Weekly Blog by Philip King, CEO of the ICM - 'Reading, writing and credit management'


Back in February the government announced a new draft National Curriculum for England that would see financial education embedded in both mathematics and in citizenship education, making financial capability a statutory part of the curriculum for the first time. The draft programme of study for citizenship would include the functions and uses of money, the importance of personal budgeting, money management and a range of financial products and services in Key Stage 3, and wages, taxes, credit, debt, financial risk and a range of more sophisticated financial products and services in Key Stage 4.
 
This week, following a period of consultation, Michael Gove published the revised Curriculum and the financial education has been further strengthened by the inclusion of 'risk management' into Key Stage 3 and 'income and expenditure, credit and debt, insurance, savings, pensions' at Key Stage 4. Recognition is due to pfeg for its work in pushing for this enhanced content.
 
Providing education that allows children to leave school with financial literacy can only bode well for the credit profession in the years ahead if it means consumers are more financially aware.
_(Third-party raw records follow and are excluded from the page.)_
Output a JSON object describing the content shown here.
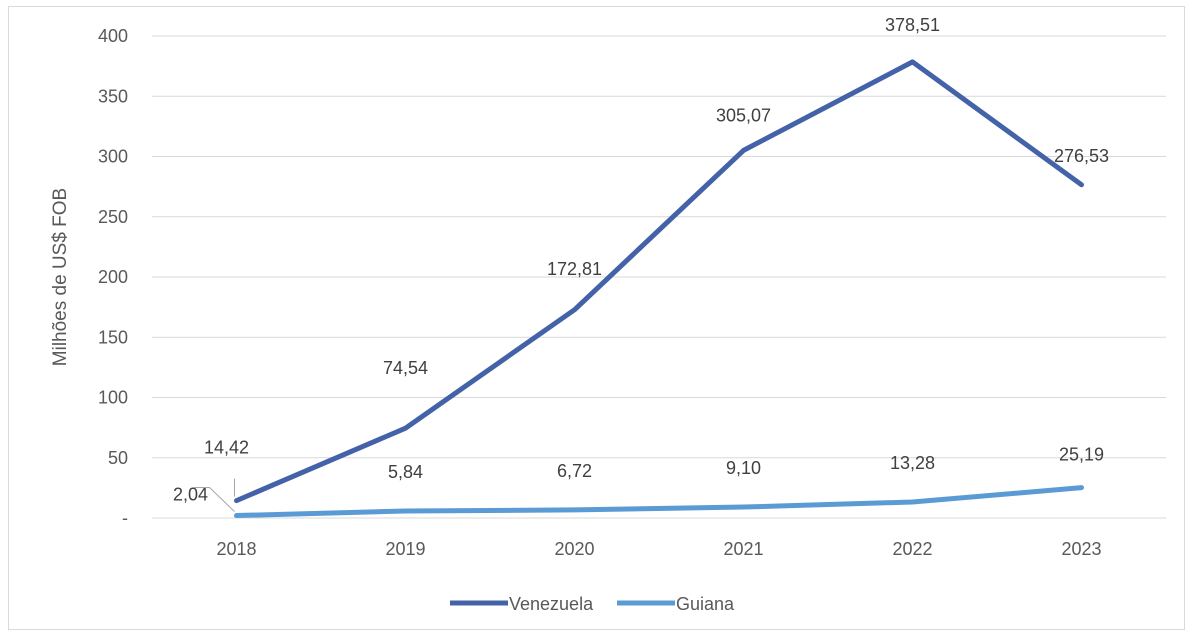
{
  "chart_data": {
    "type": "line",
    "title": "",
    "xlabel": "",
    "ylabel": "Milhões de US$ FOB",
    "categories": [
      "2018",
      "2019",
      "2020",
      "2021",
      "2022",
      "2023"
    ],
    "ylim": [
      0,
      400
    ],
    "yticks": [
      {
        "value": 0,
        "label": "-"
      },
      {
        "value": 50,
        "label": "50"
      },
      {
        "value": 100,
        "label": "100"
      },
      {
        "value": 150,
        "label": "150"
      },
      {
        "value": 200,
        "label": "200"
      },
      {
        "value": 250,
        "label": "250"
      },
      {
        "value": 300,
        "label": "300"
      },
      {
        "value": 350,
        "label": "350"
      },
      {
        "value": 400,
        "label": "400"
      }
    ],
    "grid": true,
    "legend_position": "bottom",
    "series": [
      {
        "name": "Venezuela",
        "color": "#4462a8",
        "values": [
          14.42,
          74.54,
          172.81,
          305.07,
          378.51,
          276.53
        ],
        "labels": [
          "14,42",
          "74,54",
          "172,81",
          "305,07",
          "378,51",
          "276,53"
        ]
      },
      {
        "name": "Guiana",
        "color": "#5b9bd5",
        "values": [
          2.04,
          5.84,
          6.72,
          9.1,
          13.28,
          25.19
        ],
        "labels": [
          "2,04",
          "5,84",
          "6,72",
          "9,10",
          "13,28",
          "25,19"
        ]
      }
    ]
  }
}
None of us wants to see people in financial difficulty through ignorance because they weren't sufficiently aware or informed.
 
In my blog last week I called for the OFT to ensure that affordability tests were genuinely being carried out by payday lenders to avoid the vulnerable being caught in a vortex of indebtedness. An interesting discussion has unfolded in response on the ICM Credit Community LinkedIn group (you can find it here) I don't agree with all the comments - simply outlawing payday lending could carry serious unintended consequences involving a growth in back street loan sharks, for example - but action in the short term is needed and, for the longer term, education will also play its part. Now we need to make sure teachers are provided with adequate tools to deliver the proposed curriculum content.